De tous les prodiges de ce monde, le plus grand est l'homme.
Sur les abîmes de la mer, sur les vagues et dans les tempêtes, soulevées par le vent du sud, il s'aventure et il chemine.
La plus puissante des déesses, la Terre impérissable, infatigable, il la fatigue chaque année du va-et-vient de ses charrues, il la brise sous les pas des mulets.
Le peuple étourdi des oiseaux, l'engeance des fauves vorace, les habitants de l'océan, il sait les capturer dans les nœuds de ses filets.
Et dans ses pièges, il enveloppe les bêtes errantes des montagnes et courbe sous le joug la crinière du cheval et l'inépuisable taureau.

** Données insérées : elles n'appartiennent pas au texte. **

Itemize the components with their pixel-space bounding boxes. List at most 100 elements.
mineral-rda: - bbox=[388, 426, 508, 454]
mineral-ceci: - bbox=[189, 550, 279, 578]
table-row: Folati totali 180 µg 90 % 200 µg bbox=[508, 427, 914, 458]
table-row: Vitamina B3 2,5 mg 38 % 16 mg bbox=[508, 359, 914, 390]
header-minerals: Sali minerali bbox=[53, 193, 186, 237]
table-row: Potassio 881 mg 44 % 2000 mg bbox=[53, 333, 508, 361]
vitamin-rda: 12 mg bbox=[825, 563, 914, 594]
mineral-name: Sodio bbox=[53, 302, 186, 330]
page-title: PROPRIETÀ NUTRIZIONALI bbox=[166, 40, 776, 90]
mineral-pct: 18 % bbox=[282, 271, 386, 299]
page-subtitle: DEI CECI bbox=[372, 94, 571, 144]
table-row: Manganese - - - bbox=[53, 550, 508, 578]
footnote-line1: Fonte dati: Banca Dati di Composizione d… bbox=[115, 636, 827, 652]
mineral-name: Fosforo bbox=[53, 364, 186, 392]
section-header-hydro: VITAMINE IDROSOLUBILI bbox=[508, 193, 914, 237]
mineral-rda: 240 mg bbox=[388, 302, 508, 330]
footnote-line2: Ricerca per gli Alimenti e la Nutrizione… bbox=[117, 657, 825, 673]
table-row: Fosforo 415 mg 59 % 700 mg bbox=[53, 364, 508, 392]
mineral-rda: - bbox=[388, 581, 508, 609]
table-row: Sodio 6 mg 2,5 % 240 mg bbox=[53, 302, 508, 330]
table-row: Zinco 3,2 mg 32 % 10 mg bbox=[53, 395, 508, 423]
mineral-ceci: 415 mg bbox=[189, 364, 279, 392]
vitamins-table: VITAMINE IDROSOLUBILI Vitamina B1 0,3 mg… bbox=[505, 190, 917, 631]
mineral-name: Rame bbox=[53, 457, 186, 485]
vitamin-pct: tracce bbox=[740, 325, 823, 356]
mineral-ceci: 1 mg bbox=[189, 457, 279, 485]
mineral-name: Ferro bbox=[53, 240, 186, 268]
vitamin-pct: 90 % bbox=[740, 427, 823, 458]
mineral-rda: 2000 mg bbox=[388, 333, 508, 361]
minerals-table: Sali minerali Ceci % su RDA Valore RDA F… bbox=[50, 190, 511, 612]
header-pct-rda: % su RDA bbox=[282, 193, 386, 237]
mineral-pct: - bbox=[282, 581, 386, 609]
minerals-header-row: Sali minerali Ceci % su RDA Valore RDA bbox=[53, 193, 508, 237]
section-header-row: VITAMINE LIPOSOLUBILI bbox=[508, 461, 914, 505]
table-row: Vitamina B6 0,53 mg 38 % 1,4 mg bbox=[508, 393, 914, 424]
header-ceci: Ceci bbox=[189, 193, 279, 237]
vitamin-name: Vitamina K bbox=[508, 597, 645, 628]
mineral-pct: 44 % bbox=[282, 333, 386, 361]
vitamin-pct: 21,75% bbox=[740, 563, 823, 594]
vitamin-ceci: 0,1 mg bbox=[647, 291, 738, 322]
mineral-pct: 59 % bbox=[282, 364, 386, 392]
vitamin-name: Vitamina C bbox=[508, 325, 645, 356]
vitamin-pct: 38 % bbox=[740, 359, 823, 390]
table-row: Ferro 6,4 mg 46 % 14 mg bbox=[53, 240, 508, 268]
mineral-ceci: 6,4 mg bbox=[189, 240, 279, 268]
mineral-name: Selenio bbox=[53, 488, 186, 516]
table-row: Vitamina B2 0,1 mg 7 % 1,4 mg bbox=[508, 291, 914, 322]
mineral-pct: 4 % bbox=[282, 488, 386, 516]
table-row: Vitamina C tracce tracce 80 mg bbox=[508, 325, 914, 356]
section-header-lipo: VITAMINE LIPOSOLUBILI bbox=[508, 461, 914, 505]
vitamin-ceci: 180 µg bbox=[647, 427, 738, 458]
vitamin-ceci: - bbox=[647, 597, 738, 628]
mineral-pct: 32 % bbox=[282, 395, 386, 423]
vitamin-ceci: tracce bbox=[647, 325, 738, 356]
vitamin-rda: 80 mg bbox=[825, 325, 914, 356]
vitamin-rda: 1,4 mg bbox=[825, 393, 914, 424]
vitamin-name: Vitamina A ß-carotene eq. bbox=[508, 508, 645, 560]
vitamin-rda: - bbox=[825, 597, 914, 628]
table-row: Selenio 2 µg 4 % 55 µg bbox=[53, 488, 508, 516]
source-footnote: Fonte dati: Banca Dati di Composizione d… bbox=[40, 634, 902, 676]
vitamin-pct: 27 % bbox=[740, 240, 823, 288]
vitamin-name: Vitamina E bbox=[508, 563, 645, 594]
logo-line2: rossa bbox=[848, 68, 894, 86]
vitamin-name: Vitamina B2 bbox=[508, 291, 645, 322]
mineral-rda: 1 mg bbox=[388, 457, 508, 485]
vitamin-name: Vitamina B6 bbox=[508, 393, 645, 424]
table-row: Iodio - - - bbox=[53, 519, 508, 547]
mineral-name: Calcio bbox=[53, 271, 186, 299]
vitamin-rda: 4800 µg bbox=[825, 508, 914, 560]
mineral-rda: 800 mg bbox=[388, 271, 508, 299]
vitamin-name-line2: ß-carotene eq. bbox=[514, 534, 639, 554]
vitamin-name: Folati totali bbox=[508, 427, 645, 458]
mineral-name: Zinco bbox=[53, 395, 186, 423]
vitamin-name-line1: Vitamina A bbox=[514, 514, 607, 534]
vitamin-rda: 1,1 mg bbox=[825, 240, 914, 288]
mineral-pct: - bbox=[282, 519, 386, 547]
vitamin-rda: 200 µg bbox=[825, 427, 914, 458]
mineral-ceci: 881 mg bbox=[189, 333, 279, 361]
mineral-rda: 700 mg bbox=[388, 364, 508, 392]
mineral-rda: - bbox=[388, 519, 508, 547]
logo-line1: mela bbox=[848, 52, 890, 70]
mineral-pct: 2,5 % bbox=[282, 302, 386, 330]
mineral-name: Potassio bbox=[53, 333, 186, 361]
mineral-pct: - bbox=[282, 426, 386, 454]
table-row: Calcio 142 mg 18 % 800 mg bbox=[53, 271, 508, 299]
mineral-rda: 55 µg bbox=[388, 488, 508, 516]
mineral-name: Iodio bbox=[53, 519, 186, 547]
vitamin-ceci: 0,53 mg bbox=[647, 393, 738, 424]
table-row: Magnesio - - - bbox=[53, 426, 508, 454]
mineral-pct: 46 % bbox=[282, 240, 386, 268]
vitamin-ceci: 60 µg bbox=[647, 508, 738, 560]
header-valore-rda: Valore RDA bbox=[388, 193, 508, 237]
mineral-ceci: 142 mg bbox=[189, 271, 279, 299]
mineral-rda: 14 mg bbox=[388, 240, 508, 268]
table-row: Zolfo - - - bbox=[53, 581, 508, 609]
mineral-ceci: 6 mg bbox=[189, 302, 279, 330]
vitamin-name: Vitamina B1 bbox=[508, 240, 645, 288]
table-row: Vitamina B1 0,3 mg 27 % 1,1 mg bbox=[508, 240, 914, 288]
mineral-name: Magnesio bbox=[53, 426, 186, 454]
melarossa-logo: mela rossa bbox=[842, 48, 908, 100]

Paroles, pensées agiles, lois civiques, tout cela il a appris à le forger lui-même, à se garder des flèches du gel et de la pluie et à prévoir les lendemains imprévisibles.
La mort seule échappe à ses pièges bien qu'il ait su se prémunir contre les redoutables maladies.
Mais cette ruse et ce savoir qui dépassent notre espérance l'entraînent tour à tour vers le bien et le mal.
Forte sera sa cité s'il respecte serments et dieux
Mais morte sera sa cité s'il laisse le crime croître en lui.